Hacking brick is a lot harder than it looks, just like making changes to government

By Jim Elliott

It seems that almost anybody watching someone work believes they can do the job as well or better than the person who is actually doing it, especially if the person watching has never done it before. When I was hired on at the brickyard in Lewistown in 1974 the boss pointed to a group of workmen taking wet brick off a conveyer belt and stacking them on small railcars that were then pushed into the kiln for firing. This was called “hacking brick”.

“Can you do that?” he asked. “Any fool could do that,” I replied. “Then,” said he, “you are just the man for the job.”

I proved myself wrong the first day. It took agility, strength, stamina, and skill, all of which I eventually achieved. I kept at the job for six months, during which time most new hires lasted maybe a week. One guy left at the first coffee break.

If the boss had asked me if I could be President of the United States I probably would have said yes. I mean, how hard could it be? This, I think, was pretty much the attitude of the many Americans who elected Donald Trump as president.
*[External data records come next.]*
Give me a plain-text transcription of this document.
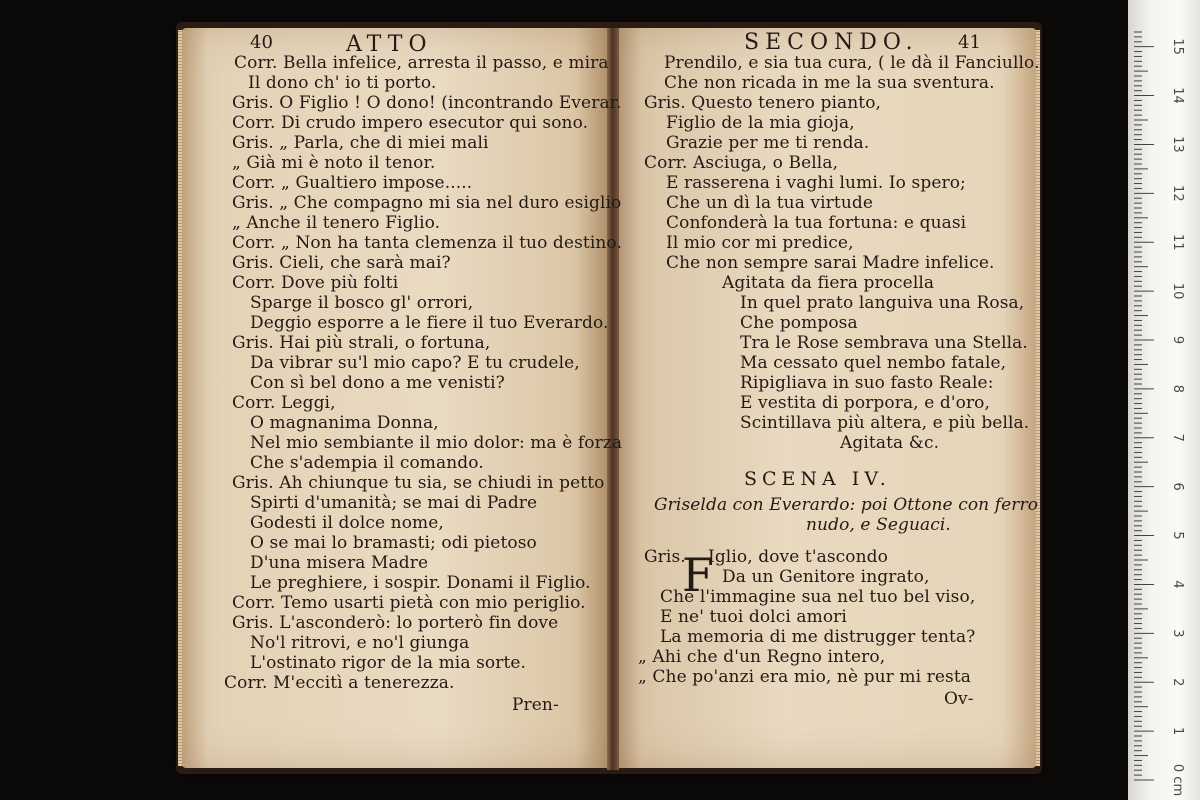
40	ATTO
Corr. Bella infelice, arresta il passo, e mira
Il dono ch' io ti porto.
Gris. O Figlio ! O dono! (incontrando Everar.
Corr. Di crudo impero esecutor qui sono.
Gris. „ Parla, che di miei mali
„ Già mi è noto il tenor.
Corr. „ Gualtiero impose.....
Gris. „ Che compagno mi sia nel duro esiglio
„ Anche il tenero Figlio.
Corr. „ Non ha tanta clemenza il tuo destino.
Gris. Cieli, che sarà mai?
Corr. Dove più folti
Sparge il bosco gl' orrori,
Deggio esporre a le fiere il tuo Everardo.
Gris. Hai più strali, o fortuna,
Da vibrar su'l mio capo? E tu crudele,
Con sì bel dono a me venisti?
Corr. Leggi,
O magnanima Donna,
Nel mio sembiante il mio dolor: ma è forza
Che s'adempia il comando.
Gris. Ah chiunque tu sia, se chiudi in petto
Spirti d'umanità; se mai di Padre
Godesti il dolce nome,
O se mai lo bramasti; odi pietoso
D'una misera Madre
Le preghiere, i sospir. Donami il Figlio.
Corr. Temo usarti pietà con mio periglio.
Gris. L'asconderò: lo porterò fin dove
No'l ritrovi, e no'l giunga
L'ostinato rigor de la mia sorte.
Corr. M'eccitì a tenerezza.
Pren-
SECONDO. 41
Prendilo, e sia tua cura, ( le dà il Fanciullo.
Che non ricada in me la sua sventura.
Gris. Questo tenero pianto,
Figlio de la mia gioja,
Grazie per me ti renda.
Corr. Asciuga, o Bella,
E rasserena i vaghi lumi. Io spero;
Che un dì la tua virtude
Confonderà la tua fortuna: e quasi
Il mio cor mi predice,
Che non sempre sarai Madre infelice.
Agitata da fiera procella
In quel prato languiva una Rosa,
Che pomposa
Tra le Rose sembrava una Stella.
Ma cessato quel nembo fatale,
Ripigliava in suo fasto Reale:
E vestita di porpora, e d'oro,
Scintillava più altera, e più bella.
Agitata &c.
Griselda con Everardo: poi Ottone con ferro
nudo, e Seguaci.
Gris. Iglio, dove t'ascondo
Da un Genitore ingrato,
Che l'immagine sua nel tuo bel viso,
E ne' tuoi dolci amori
La memoria di me distrugger tenta?
„ Ahi che d'un Regno intero,
„ Che po'anzi era mio, nè pur mi resta
SCENA IV.
F
Ov-
0 cm
1
2
3
4
5
6
7
8
9
10
11
12
13
14
15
They were sick of being thought inferior to the experts in politics, in fact, they were sick of the people in politics, and here was a man who understood them. As one voter said, “He talks like I do.” He was for them. He is still for them. But the very nature of his personality made it very difficult to accomplish much of his agenda. His voters liked that he was rude to famous leaders, dismissive of advice, and didn’t take crap from people who called themselves experts. He was the exact opposite of a politician. He was more like a bull in a china shop and his supporters thought that the china shop could use a little reorganization.

Well, there are ways to do that and ways to not do that, but the voters knew as much about government as I knew about hacking wet brick, and they believed an assertive man could have his way with the United States government.
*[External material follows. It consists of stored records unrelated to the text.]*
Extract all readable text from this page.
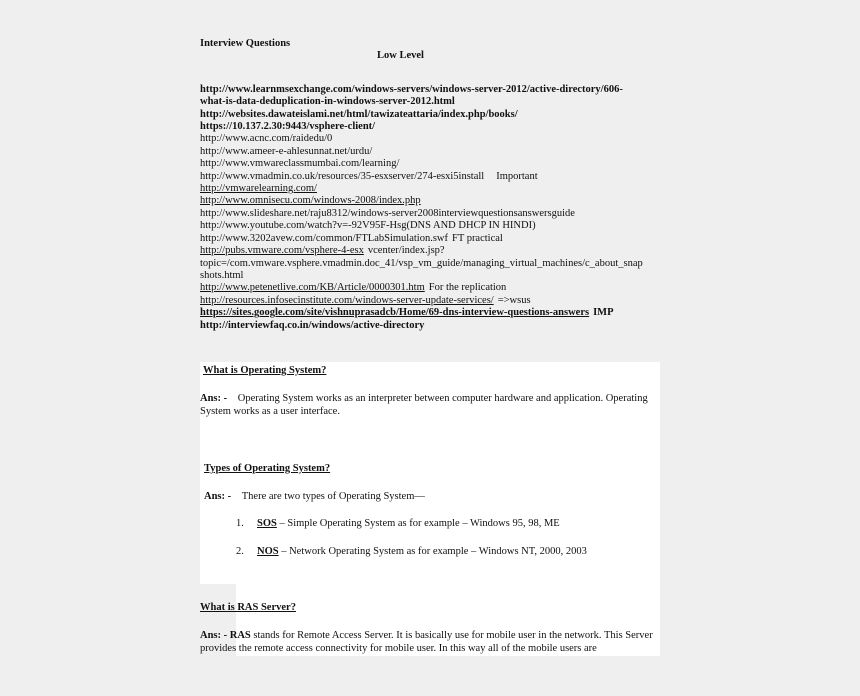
Interview Questions

Low Level

http://www.learnmsexchange.com/windows-servers/windows-server-2012/active-directory/606-
what-is-data-deduplication-in-windows-server-2012.html
http://websites.dawateislami.net/html/tawizateattaria/index.php/books/
https://10.137.2.30:9443/vsphere-client/
http://www.acnc.com/raidedu/0
http://www.ameer-e-ahlesunnat.net/urdu/
http://www.vmwareclassmumbai.com/learning/
http://www.vmadmin.co.uk/resources/35-esxserver/274-esxi5install Important
http://vmwarelearning.com/
http://www.omnisecu.com/windows-2008/index.php
http://www.slideshare.net/raju8312/windows-server2008interviewquestionsanswersguide
http://www.youtube.com/watch?v=-92V95F-Hsg(DNS AND DHCP IN HINDI)
http://www.3202avew.com/common/FTLabSimulation.swf FT practical
http://pubs.vmware.com/vsphere-4-esx vcenter/index.jsp?
topic=/com.vmware.vsphere.vmadmin.doc_41/vsp_vm_guide/managing_virtual_machines/c_about_snap
shots.html
http://www.petenetlive.com/KB/Article/0000301.htm For the replication
http://resources.infosecinstitute.com/windows-server-update-services/ =>wsus
https://sites.google.com/site/vishnuprasadcb/Home/69-dns-interview-questions-answers IMP
http://interviewfaq.co.in/windows/active-directory
What is Operating System?
Ans: - Operating System works as an interpreter between computer hardware and application. Operating System works as a user interface.
Types of Operating System?
Ans: - There are two types of Operating System—
1. SOS – Simple Operating System as for example – Windows 95, 98, ME
2. NOS – Network Operating System as for example – Windows NT, 2000, 2003
What is RAS Server?
Ans: - RAS stands for Remote Access Server. It is basically use for mobile user in the network. This Server provides the remote access connectivity for mobile user. In this way all of the mobile users are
What is it that many of us don’t like about the people who run the American government? Well, they think they are elite, better than us because they have a title. But on top of thinking themselves elite, they are not good at communicating with their public. They act like they know more than we do. They don’t give the public the straight goods, and they lie or at least don’t tell the truth. They don’t listen. They are not for the American people. They are only for themselves and their political future. They don’t represent us. They represent themselves.
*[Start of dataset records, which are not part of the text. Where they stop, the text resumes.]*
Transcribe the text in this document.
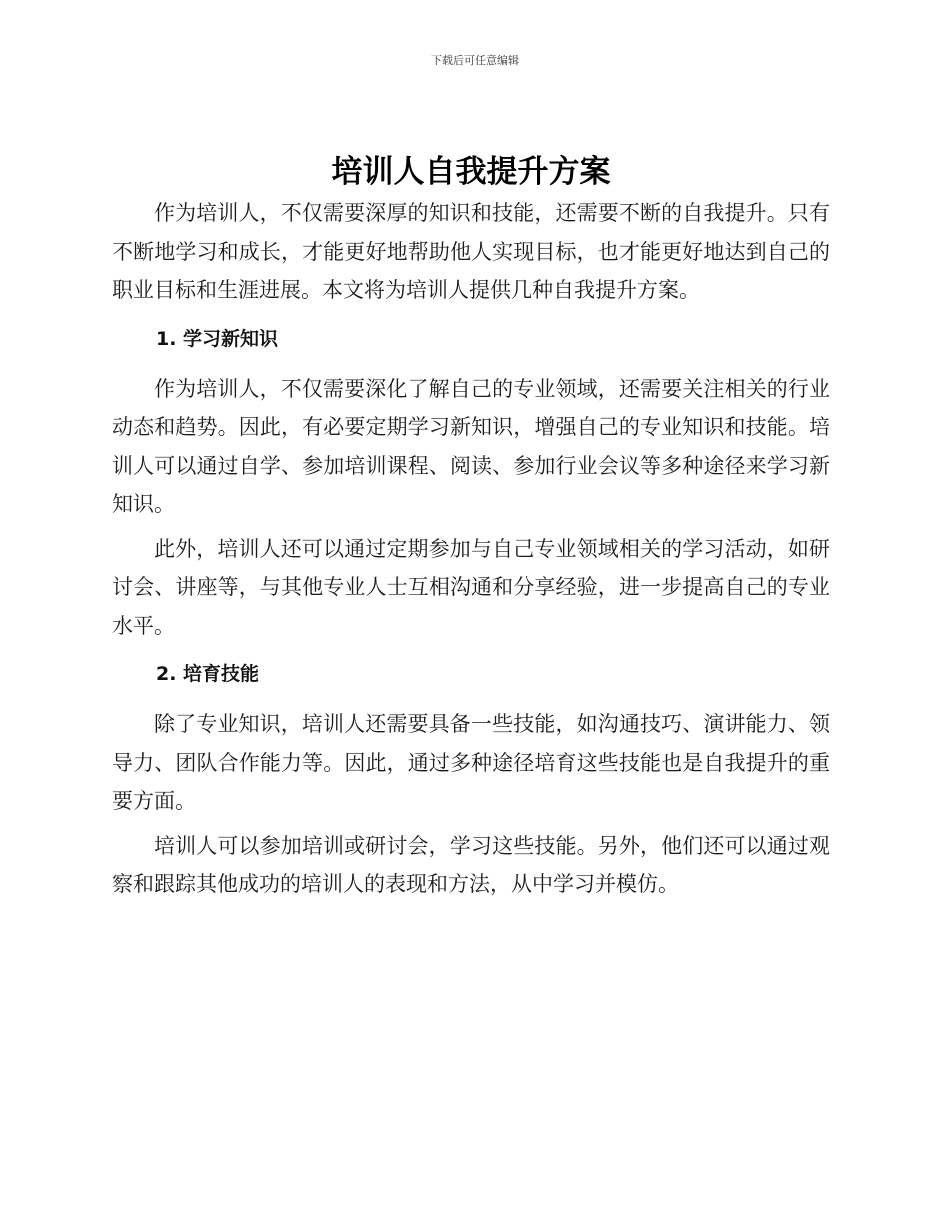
下载后可任意编辑
培训人自我提升方案

作为培训人，不仅需要深厚的知识和技能，还需要不断的自我提升。只有不断地学习和成长，才能更好地帮助他人实现目标，也才能更好地达到自己的职业目标和生涯进展。本文将为培训人提供几种自我提升方案。

1. 学习新知识

作为培训人，不仅需要深化了解自己的专业领域，还需要关注相关的行业动态和趋势。因此，有必要定期学习新知识，增强自己的专业知识和技能。培训人可以通过自学、参加培训课程、阅读、参加行业会议等多种途径来学习新知识。

此外，培训人还可以通过定期参加与自己专业领域相关的学习活动，如研讨会、讲座等，与其他专业人士互相沟通和分享经验，进一步提高自己的专业水平。

2. 培育技能

除了专业知识，培训人还需要具备一些技能，如沟通技巧、演讲能力、领导力、团队合作能力等。因此，通过多种途径培育这些技能也是自我提升的重要方面。

培训人可以参加培训或研讨会，学习这些技能。另外，他们还可以通过观察和跟踪其他成功的培训人的表现和方法，从中学习并模仿。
I know of many politicians who felt that they could shake things up if they just got elected, but once elected found out that governing was a team sport. You couldn’t change it by yourself, you needed friends to help you, and if you got in people’s faces, they would not become your friends. In short, they found out that if they wanted to change the way government worked, they had to become the kind of person that they didn’t want in government.

It is possible to wreck a government and therefore the country it serves – the country that you love – if you don’t know anything about it, don’t want to know anything about it, and think you don’t need to know anything about it. That holds true for the voters and those they elect.

Democratic governments have been around for many years, and before that there were governments run by the nobility – the elite – and they have worked because they are based on the exact things that radicals of the right and left despise; protocol, politeness, patience, and compromise. Whatever the political beliefs of radicals are, left or right, they know what they want, and they want it right now – all of it.  In the 1960s people had “non-negotiable demands.” They thought it was honesty writ large. Compromise and bargaining were looked at as tools that the elite used to get their way and so bred distrust. It isn’t much different today, just a different part of the political spectrum.

Hacking brick is a lot harder than it looks, just like making changes to government. But even so, any fool can do it, only they have to learn how it works – first.

Jim Elliott served 16 years in the Montana Legislature as a state representative and state senator and four years as chairman of the Montana Democratic Party. He lives on his ranch in Trout Creek.